Credential harvesting. Cameras connected to Active Directory-integrated video management systems may have credentials stored in configuration files or memory. These credentials are a direct path to enterprise network access.
Lateral movement staging. Compromised cameras in the same network segment as other IoT devices — smart displays, conference room systems, access control panels — can be used to attack those adjacent systems. A compromised conference room display with enterprise calendar integration is a more valuable compromise than a camera with no enterprise system access.
Persistence. Some camera firmware supports persistent implants that survive factory reset. As noted in the NCSC’s guidance accompanying the April 2026 China-nexus advisory, firmware-level persistence is a specific capability of the implants used in state-sponsored campaigns. Organizations assessing potentially compromised camera systems should treat replacement as more reliable than factory reset.
C2 relay. The most prevalent use of compromised cameras in 2026 is as command-and-control relay infrastructure. The camera receives instructions from the attacker’s infrastructure and forwards them to other compromised devices, or relays traffic from attack operations against other targets. The camera’s legitimate IP address and normal-appearing network behavior makes this relay traffic difficult to detect without specific behavioral monitoring.
Detection Indicators
Unlike endpoint compromises, camera and IoT device compromises often leave traces in network behavior rather than host-based indicators. Security teams should monitor for:
Unusual outbound connections. Cameras and building automation devices have defined communication patterns — they connect to management servers, cloud platforms, and NTP services. Traffic to unexpected IP ranges, particularly high-volume outbound connections or connections to known botnet infrastructure IPs, is an indicator of compromise.
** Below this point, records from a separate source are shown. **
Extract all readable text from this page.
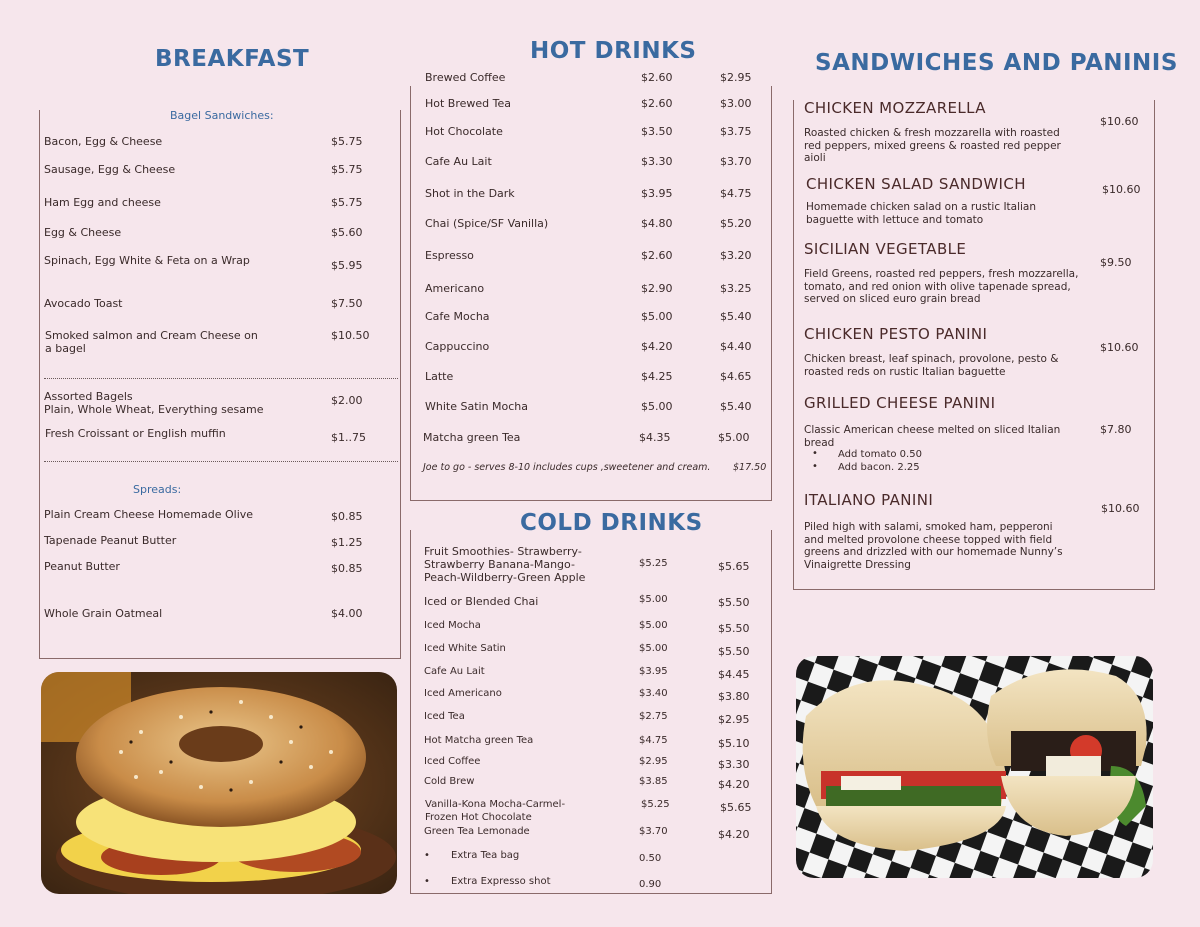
BREAKFAST
Bagel Sandwiches:
Bacon, Egg & Cheese	$5.75
Sausage, Egg & Cheese	$5.75
Ham Egg and cheese	$5.75
Egg & Cheese	$5.60
Spinach, Egg White & Feta on a Wrap	$5.95
Avocado Toast	$7.50
Smoked salmon and Cream Cheese on
a bagel
$10.50
Assorted Bagels
Plain, Whole Wheat, Everything sesame
$2.00
Fresh Croissant or English muffin	$1..75
Spreads:
Plain Cream Cheese Homemade Olive	$0.85
Tapenade Peanut Butter	$1.25
Peanut Butter	$0.85
Whole Grain Oatmeal	$4.00
HOT DRINKS
Brewed Coffee	$2.60	$2.95
Hot Brewed Tea	$2.60	$3.00
Hot Chocolate	$3.50	$3.75
Cafe Au Lait	$3.30	$3.70
Shot in the Dark	$3.95	$4.75
Chai (Spice/SF Vanilla)	$4.80	$5.20
Espresso	$2.60	$3.20
Americano	$2.90	$3.25
Cafe Mocha	$5.00	$5.40
Cappuccino	$4.20	$4.40
Latte	$4.25	$4.65
White Satin Mocha	$5.00	$5.40
Matcha green Tea	$4.35	$5.00
Joe to go - serves 8-10 includes cups ,sweetener and cream. $17.50
COLD DRINKS
Fruit Smoothies- Strawberry-
Strawberry Banana-Mango-
Peach-Wildberry-Green Apple
$5.25	$5.65
Iced or Blended Chai	$5.00	$5.50
Iced Mocha	$5.00	$5.50
Iced White Satin	$5.00	$5.50
Cafe Au Lait	$3.95	$4.45
Iced Americano	$3.40	$3.80
Iced Tea	$2.75	$2.95
Hot Matcha green Tea	$4.75	$5.10
Iced Coffee	$2.95	$3.30
Cold Brew	$3.85	$4.20
Vanilla-Kona Mocha-Carmel-
Frozen Hot Chocolate
$5.25	$5.65
Green Tea Lemonade	$3.70	$4.20
• Extra Tea bag	0.50
• Extra Expresso shot	0.90
SANDWICHES AND PANINIS
CHICKEN MOZZARELLA
Roasted chicken & fresh mozzarella with roasted red peppers, mixed greens & roasted red pepper aioli
$10.60
CHICKEN SALAD SANDWICH
Homemade chicken salad on a rustic Italian baguette with lettuce and tomato
$10.60
SICILIAN VEGETABLE
Field Greens, roasted red peppers, fresh mozzarella, tomato, and red onion with olive tapenade spread, served on sliced euro grain bread
$9.50
CHICKEN PESTO PANINI
Chicken breast, leaf spinach, provolone, pesto & roasted reds on rustic Italian baguette
$10.60
GRILLED CHEESE PANINI
Classic American cheese melted on sliced Italian bread
$7.80
• Add tomato 0.50
• Add bacon. 2.25
ITALIANO PANINI
Piled high with salami, smoked ham, pepperoni and melted provolone cheese topped with field greens and drizzled with our homemade Nunny’s Vinaigrette Dressing
$10.60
Internal scanning behavior. A camera conducting network reconnaissance will generate connection attempts to hosts and ports outside its normal operational profile. Network flow monitoring with baseline behavior profiling can detect this.
Authentication anomalies. Cameras integrated with directory services generate authentication events. Unusual authentication activity from camera system service accounts, particularly outside business hours, warrants investigation.
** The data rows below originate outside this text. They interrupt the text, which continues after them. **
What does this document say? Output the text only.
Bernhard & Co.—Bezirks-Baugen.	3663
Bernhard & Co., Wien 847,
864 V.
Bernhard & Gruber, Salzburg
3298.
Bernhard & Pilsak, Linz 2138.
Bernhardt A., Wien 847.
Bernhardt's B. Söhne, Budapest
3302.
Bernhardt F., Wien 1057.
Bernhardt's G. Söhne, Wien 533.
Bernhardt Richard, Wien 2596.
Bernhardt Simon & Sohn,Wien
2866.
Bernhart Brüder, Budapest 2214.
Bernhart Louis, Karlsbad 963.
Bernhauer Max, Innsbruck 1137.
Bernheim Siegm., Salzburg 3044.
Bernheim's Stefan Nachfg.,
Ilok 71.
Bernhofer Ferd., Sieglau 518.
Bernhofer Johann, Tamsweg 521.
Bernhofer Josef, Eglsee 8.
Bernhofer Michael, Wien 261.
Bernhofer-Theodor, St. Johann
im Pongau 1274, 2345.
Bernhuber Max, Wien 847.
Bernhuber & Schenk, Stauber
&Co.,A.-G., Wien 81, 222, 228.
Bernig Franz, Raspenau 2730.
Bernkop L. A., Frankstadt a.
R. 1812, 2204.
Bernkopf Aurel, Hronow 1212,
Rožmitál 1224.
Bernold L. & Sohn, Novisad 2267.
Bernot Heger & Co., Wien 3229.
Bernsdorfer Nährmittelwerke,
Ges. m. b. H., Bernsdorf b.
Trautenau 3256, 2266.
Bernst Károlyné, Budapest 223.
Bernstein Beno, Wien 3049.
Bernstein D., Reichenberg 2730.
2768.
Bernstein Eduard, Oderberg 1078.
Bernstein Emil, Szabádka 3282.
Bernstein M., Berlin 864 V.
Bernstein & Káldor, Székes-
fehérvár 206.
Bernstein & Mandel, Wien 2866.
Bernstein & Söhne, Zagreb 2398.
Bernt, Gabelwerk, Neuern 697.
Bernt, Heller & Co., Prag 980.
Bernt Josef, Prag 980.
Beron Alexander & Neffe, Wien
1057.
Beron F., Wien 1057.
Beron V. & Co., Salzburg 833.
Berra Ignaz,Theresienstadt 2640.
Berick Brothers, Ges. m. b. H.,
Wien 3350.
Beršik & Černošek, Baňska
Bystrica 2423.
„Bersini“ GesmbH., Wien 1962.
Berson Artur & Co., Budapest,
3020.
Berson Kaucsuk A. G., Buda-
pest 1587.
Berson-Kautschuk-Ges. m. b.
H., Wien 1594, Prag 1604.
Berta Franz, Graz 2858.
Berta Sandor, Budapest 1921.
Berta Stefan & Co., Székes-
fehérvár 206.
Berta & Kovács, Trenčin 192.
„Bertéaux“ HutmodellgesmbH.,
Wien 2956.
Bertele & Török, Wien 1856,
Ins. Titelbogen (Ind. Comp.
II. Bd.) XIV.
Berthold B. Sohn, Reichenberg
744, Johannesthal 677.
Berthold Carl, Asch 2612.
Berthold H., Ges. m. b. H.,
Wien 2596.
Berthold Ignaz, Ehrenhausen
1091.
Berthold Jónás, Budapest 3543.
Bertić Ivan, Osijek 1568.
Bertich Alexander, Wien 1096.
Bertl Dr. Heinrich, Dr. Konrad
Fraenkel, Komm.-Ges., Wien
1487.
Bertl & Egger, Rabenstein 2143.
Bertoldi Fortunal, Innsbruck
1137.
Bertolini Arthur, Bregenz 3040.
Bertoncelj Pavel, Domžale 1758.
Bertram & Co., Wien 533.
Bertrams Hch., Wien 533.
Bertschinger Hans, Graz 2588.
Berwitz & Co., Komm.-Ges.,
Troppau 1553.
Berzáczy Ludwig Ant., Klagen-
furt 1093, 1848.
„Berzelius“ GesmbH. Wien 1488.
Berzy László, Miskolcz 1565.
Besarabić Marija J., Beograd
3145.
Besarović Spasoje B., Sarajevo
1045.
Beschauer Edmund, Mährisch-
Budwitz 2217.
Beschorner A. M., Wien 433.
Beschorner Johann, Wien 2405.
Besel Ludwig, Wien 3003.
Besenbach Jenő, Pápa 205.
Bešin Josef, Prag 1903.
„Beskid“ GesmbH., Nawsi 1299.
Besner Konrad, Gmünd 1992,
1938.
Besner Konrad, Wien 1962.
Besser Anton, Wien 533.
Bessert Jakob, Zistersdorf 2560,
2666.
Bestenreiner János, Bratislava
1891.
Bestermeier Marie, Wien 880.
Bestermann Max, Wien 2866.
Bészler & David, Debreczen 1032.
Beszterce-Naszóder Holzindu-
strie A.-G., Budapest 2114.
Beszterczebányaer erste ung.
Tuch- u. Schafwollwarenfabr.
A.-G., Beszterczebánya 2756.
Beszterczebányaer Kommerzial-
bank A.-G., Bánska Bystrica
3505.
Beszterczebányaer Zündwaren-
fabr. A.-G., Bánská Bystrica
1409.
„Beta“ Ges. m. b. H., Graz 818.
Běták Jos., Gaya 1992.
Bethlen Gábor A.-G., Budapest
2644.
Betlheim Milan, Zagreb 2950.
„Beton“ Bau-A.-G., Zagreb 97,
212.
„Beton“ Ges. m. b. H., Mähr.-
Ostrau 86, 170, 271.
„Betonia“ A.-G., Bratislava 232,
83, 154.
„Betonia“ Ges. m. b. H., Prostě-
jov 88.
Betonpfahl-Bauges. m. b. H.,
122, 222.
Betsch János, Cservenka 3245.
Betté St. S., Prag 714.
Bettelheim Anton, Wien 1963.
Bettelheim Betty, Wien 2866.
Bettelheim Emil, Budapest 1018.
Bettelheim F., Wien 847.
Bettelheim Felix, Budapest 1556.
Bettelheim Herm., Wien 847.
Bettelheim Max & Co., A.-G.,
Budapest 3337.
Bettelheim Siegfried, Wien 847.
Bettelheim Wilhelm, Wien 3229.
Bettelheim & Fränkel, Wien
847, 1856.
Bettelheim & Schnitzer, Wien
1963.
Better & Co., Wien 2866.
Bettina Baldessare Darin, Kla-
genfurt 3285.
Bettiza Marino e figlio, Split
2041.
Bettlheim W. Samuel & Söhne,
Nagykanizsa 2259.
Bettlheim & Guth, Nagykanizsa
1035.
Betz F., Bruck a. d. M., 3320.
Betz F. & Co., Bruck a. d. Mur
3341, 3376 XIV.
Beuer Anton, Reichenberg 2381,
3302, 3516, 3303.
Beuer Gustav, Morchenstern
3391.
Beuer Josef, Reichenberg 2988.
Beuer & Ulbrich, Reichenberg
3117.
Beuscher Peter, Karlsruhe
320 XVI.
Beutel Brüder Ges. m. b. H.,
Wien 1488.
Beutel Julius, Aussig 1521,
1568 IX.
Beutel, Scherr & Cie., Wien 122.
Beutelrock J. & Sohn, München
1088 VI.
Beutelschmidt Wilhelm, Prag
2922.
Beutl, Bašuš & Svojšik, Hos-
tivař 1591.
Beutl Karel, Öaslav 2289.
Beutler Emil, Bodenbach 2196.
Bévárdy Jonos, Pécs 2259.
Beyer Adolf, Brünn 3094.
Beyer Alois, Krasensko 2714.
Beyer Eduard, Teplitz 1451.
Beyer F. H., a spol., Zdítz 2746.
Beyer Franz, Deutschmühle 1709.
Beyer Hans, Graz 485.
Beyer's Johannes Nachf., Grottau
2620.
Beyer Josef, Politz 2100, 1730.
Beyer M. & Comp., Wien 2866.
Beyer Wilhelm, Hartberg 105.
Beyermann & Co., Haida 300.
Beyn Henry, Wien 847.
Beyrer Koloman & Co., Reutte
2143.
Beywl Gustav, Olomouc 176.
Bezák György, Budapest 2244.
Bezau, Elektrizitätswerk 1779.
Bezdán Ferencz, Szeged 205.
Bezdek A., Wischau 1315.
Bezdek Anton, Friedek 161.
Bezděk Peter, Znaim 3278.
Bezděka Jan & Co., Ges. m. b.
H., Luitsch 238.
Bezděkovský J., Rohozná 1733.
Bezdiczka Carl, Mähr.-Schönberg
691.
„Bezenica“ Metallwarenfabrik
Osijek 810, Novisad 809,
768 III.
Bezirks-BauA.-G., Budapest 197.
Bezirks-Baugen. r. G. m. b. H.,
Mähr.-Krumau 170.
Configuration changes. Unauthorized firmware updates, changed administrator credentials, or modified network settings are indicators that a device has been accessed by someone other than the legitimate administrator.
Architecture Recommendations
The structural fix for the camera-as-attack-vector problem is network isolation. Cameras and building automation systems should not have network connectivity to enterprise systems except through defined, monitored integration points. This means:
- Dedicated IoT/OT network segments with VLANs for cameras, building automation, and other device categories
- No direct routing between IoT segments and enterprise IT segments; integration traffic should pass through application-layer gateways where it can be inspected
- Internet access restrictions for IoT devices — cameras and building automation controllers that do not require direct internet access should not have it; cloud management access can be proxied through controlled egress points
- Manufacturer update access should be explicitly whitelisted rather than permitted by default; all other outbound traffic from IoT segments should be logged and anomalies reviewed
For organizations with Hikvision, Dahua, or other high-risk camera equipment: if replacement is not immediately possible, isolate those devices to a dedicated segment with outbound internet access blocked, and implement monitoring for the behavioral indicators described above. The risk is not eliminated, but it is substantially contained.
The cameras were installed to improve physical security. Leaving them unmanaged on the corporate network inverts that purpose.
This article is provided for informational purposes only and does not constitute legal advice.